Soruşturma kapsamında tutuklanan ve Mahkeme tarafından önümüzdeki günlerde  belki de suçsuz bulunabilecek doktor ve eczacılarımızı, soruşturma ve yargı süreçlerinde rencide etmemiz gerekiyor.Yargı sürecine saygı göstermeli ve mahkeme kararlarını sabırla beklemeliyiz.

Soruşturmanın polis tarafından hızlı bir şekilde tamamlanması, suçluların tespit edilmesi, halkın en büyük beklentisidir.

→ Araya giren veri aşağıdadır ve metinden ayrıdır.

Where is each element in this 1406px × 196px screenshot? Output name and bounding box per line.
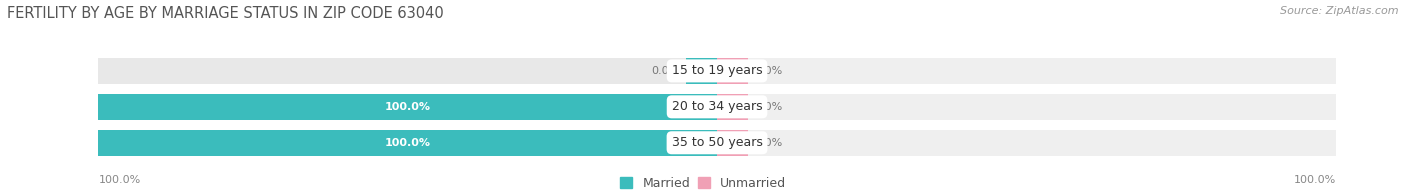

Zira, doktora ve ilaca ulaşmak için, binlerce hasta  endişe içinde beklemektedir.

Soruşturma sistemi, kılı kırk yararak, hassas bir şekilde sürdürülmeli, suçlu ve suçsuz birbirinden ayrılmalı, deyim yerindeyse sapla saman karışmamalıdır.Suçlu olanlar ise mutlaka cezasını çekmelidir.

Yolsuzluğa karışan kişiler olabileceği gibi, yolsuzlukla hiçbir ilgisi olmayan, süreç içinde zorluk yaşayan hastalara, vatandaşlara sadece yardımcı olmaya çalışan ve bu yönde reçete düzenleyen kişiler de olabileceğini unutmamalıyız..

Bu bağlamda, yargısız infaz yapılmamalı, kimseye hakaret edilmemelidir.Özellikle sosyal medyada kantarın topuzunun kaçtığını grüyoruz.Bu şekilde davranan kişilerle de mücadele şarttır.

Basınımız da, soruşturma sonucunda suçsuz oldukları ortaya çıkanları  gündemde tutmalı ve kamuoyuna suçsuz olduklarını mutlaka aktarmalıdır.

Soruşturma tamamlanana kadar, sigortalı hastaların mağdur olmaması, tedavi ve ilaç açısından sıkıntı yaşamaması için, Sağlık Bakanlığı ve Çalışma Bakanlığı gerekli tedbirleri almalıdır.

Yazımın sonunda şunu da belirtmek istiyorum.Bu konu, ülkede gündemin merkezine oturmuştur ve Yargı gereğini yapacaktır. Ama, ülkedeki diğer sorunların çözümünü de,  Hükümet ertelememelidir. Halk da bunları unutturmamalıdır.

Elektrik kesintileri, okullardaki sorunlar, Hastanelerdeki ilaç eksikliği, geçici istihdamların huzursuzluğu, pahalılık, yoksullaşma ve diğer sorunlar süratle çözülmeyi beklemektedir.